Hong Lei made the remarks in a news release on Friday morning, hours after the vote.

"This shows that the Palestinian people's just cause of restoring their lawful national rights has gotten more extensive support from the international community," said Hong.

He said China voted in favor of the draft resolution along with many other UN member states.

China has always advocated that the establishment of Palestine as an independent state is the legitimate right of the Palestinian people, said Hong, adding that this is the basis and prerequisite for realizing the peaceful coexistence of Palestine and Israel.

He said China will continue to make positive and constructive efforts toward the comprehensive and fair settlement of the Palestinian issue.

A Palestinian flag was unfurled in the General Assembly as the victory was pronounced.

The vote lifts the Palestinian Authority from an observer entity to a "non-member observer state" on a par with the Vatican.

Palestine has no vote on the General Assembly but is able to join UN agencies and potentially the International Criminal Court, where it could ask for an investigation of Israeli actions.

The Palestinian leadership says it wants to use the vote as a launchpad for renewed direct talks with Israel, which have been frozen for more than two years.

"Tomorrow we begin the real war," Abbas said at a celebration reception. "We have a long road and difficult road ahead of us. I don't want to spoil our victory tonight but the road ahead is still difficult."

US, Israeli warnings

The US and Israel immediately condemned the vote, which US Secretary of State Hillary Clinton called "unfortunate and counterproductive".

US Ambassador Susan Rice sternly told the General Assembly that the resolution would be "an obstacle to peace" because it would not lead to a return to direct talks between the Israelis and Palestinians.

"(Friday's) grand pronouncements will soon fade. And the Palestinian people will wake up tomorrow and find that little about their lives has changed, save that the prospects of a durable peace have only receded," she said.

The United States blocked a Palestinian application for full UN membership - made by Abbas in September 2011 - at the UN Security Council.

Israeli UN Ambassador Ron Prosor said recognizing Palestine "will place further obstacles and preconditions to negotiations and peace" and could even lead to increased violence.

Abbas did not make any reference to the possibility of joining the International Criminal Court - a major worry for Israel, which fears a possible investigation.

But the Palestinian leader said: "We will act responsibly and positively in our next steps, and we will work to strengthen cooperation with the countries and peoples of the world for the sake of a just peace."

The vote could give a boost to Abbas, who faces a mounting challenge from Hamas after the Israeli offensive on Gaza, diplomats said.
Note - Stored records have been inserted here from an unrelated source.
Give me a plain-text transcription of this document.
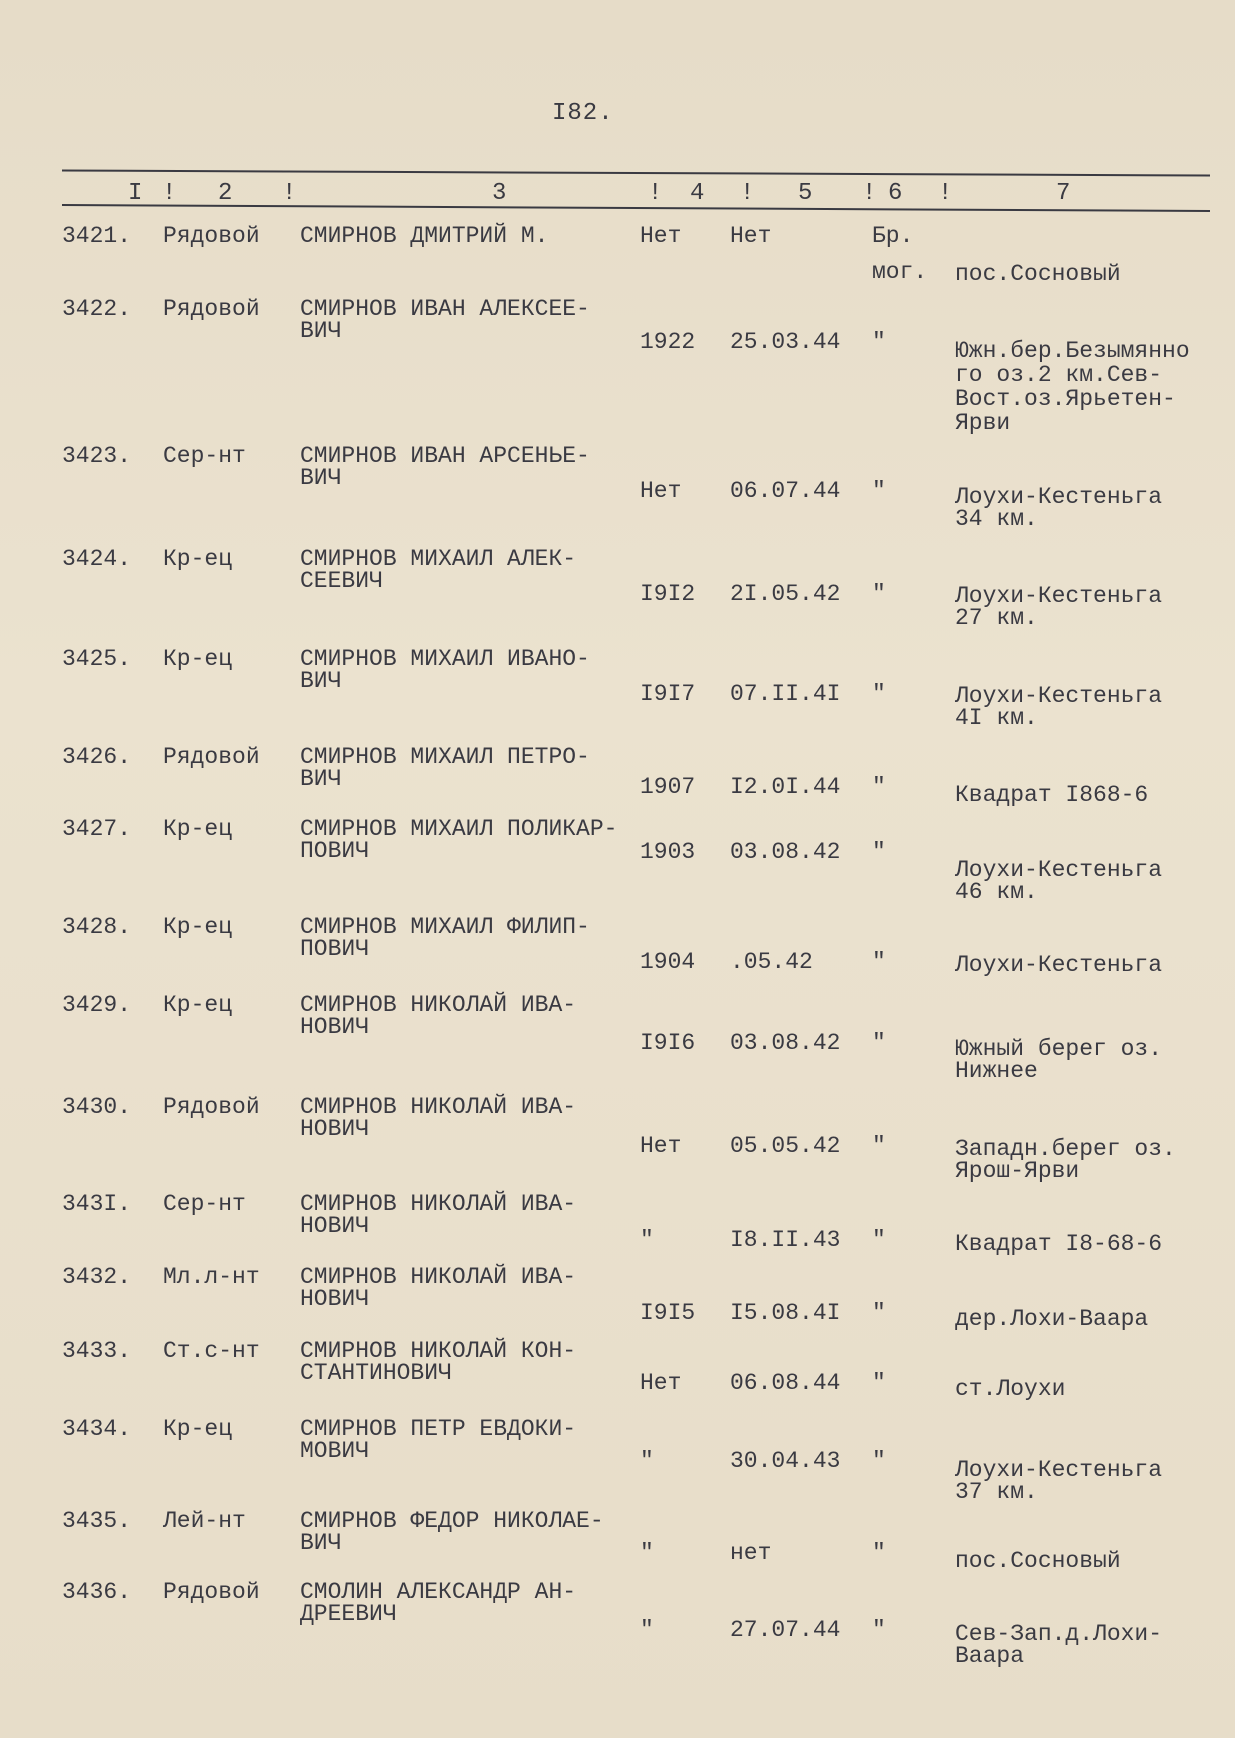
I82.
I ! 2 !	3	! 4 ! 5 ! 6 !	7
3421. Рядовой СМИРНОВ ДМИТРИЙ М.	Нет Нет	Бр.
мог. пос.Сосновый
3422. Рядовой СМИРНОВ ИВАН АЛЕКСЕЕ-
ВИЧ	1922 25.03.44 "	Южн.бер.Безымянно
го оз.2 км.Сев-
Вост.оз.Ярьетен-
Ярви
3423. Сер-нт СМИРНОВ ИВАН АРСЕНЬЕ-
ВИЧ	Нет 06.07.44 "	Лоухи-Кестеньга
34 км.
3424. Кр-ец	СМИРНОВ МИХАИЛ АЛЕК-
СЕЕВИЧ	I9I2 2I.05.42 "	Лоухи-Кестеньга
27 км.
3425. Кр-ец	СМИРНОВ МИХАИЛ ИВАНО-
ВИЧ	I9I7 07.II.4I "	Лоухи-Кестеньга
4I км.
3426. Рядовой СМИРНОВ МИХАИЛ ПЕТРО-
ВИЧ	1907 I2.0I.44 "	Квадрат I868-6
3427. Кр-ец	СМИРНОВ МИХАИЛ ПОЛИКАР-
ПОВИЧ	1903 03.08.42 "
Лоухи-Кестеньга
46 км.
3428. Кр-ец	СМИРНОВ МИХАИЛ ФИЛИП-
ПОВИЧ	1904 .05.42	"	Лоухи-Кестеньга
3429. Кр-ец	СМИРНОВ НИКОЛАЙ ИВА-
НОВИЧ
I9I6 03.08.42 "	Южный берег оз.
Нижнее
3430. Рядовой СМИРНОВ НИКОЛАЙ ИВА-
НОВИЧ
Нет 05.05.42 "	Западн.берег оз.
Ярош-Ярви
343I. Сер-нт СМИРНОВ НИКОЛАЙ ИВА-
НОВИЧ
"	I8.II.43 "	Квадрат I8-68-6
3432. Мл.л-нт СМИРНОВ НИКОЛАЙ ИВА-
НОВИЧ
I9I5 I5.08.4I "	дер.Лохи-Ваара
3433. Ст.с-нт СМИРНОВ НИКОЛАЙ КОН-
СТАНТИНОВИЧ	Нет 06.08.44 "	ст.Лоухи
3434. Кр-ец	СМИРНОВ ПЕТР ЕВДОКИ-
МОВИЧ	"	30.04.43 "	Лоухи-Кестеньга
37 км.
3435. Лей-нт СМИРНОВ ФЕДОР НИКОЛАЕ-
ВИЧ	"	нет	"	пос.Сосновый
3436. Рядовой СМОЛИН АЛЕКСАНДР АН-
ДРЕЕВИЧ
"	27.07.44 "	Сев-Зап.д.Лохи-
Ваара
Hamas welcomed the vote, calling it a victory. "This is a new victory on the road to the liberation of Palestine and return and we congratulate ourselves," senior Hamas official Ahmed Yussef said.

But Britain and Germany, which abstained, believe the Palestinians should have waited until after US President Barack Obama installed his new administration and Israel held elections before making its UN bid.

France voted in favor of the resolution. "The Palestinian step comes at a difficult moment and there could be heavy repercussions," said French Ambassador Gerard Araud.

France called on both sides to respond through the resumption of talks "and not through reprisals which will only play the game of the extremists," he added.

The Palestinians still face an uncertain future on the diplomatic stage. Despite their greater access to the UN system, there are divided opinions over whether they will be able to automatically join the ICC.

Palestinian envoys have said Abbas will not rush to join the court but could use it as leverage if Israel does not change its policies on settlements and other matters.

The Palestinian Authority and UN agencies that accept Palestinian participation could also lose hundreds of millions of dollars in financing because of the vote.

Washington has warned Abbas he risks losing around $200 million in aid, which is blocked in the US Congress.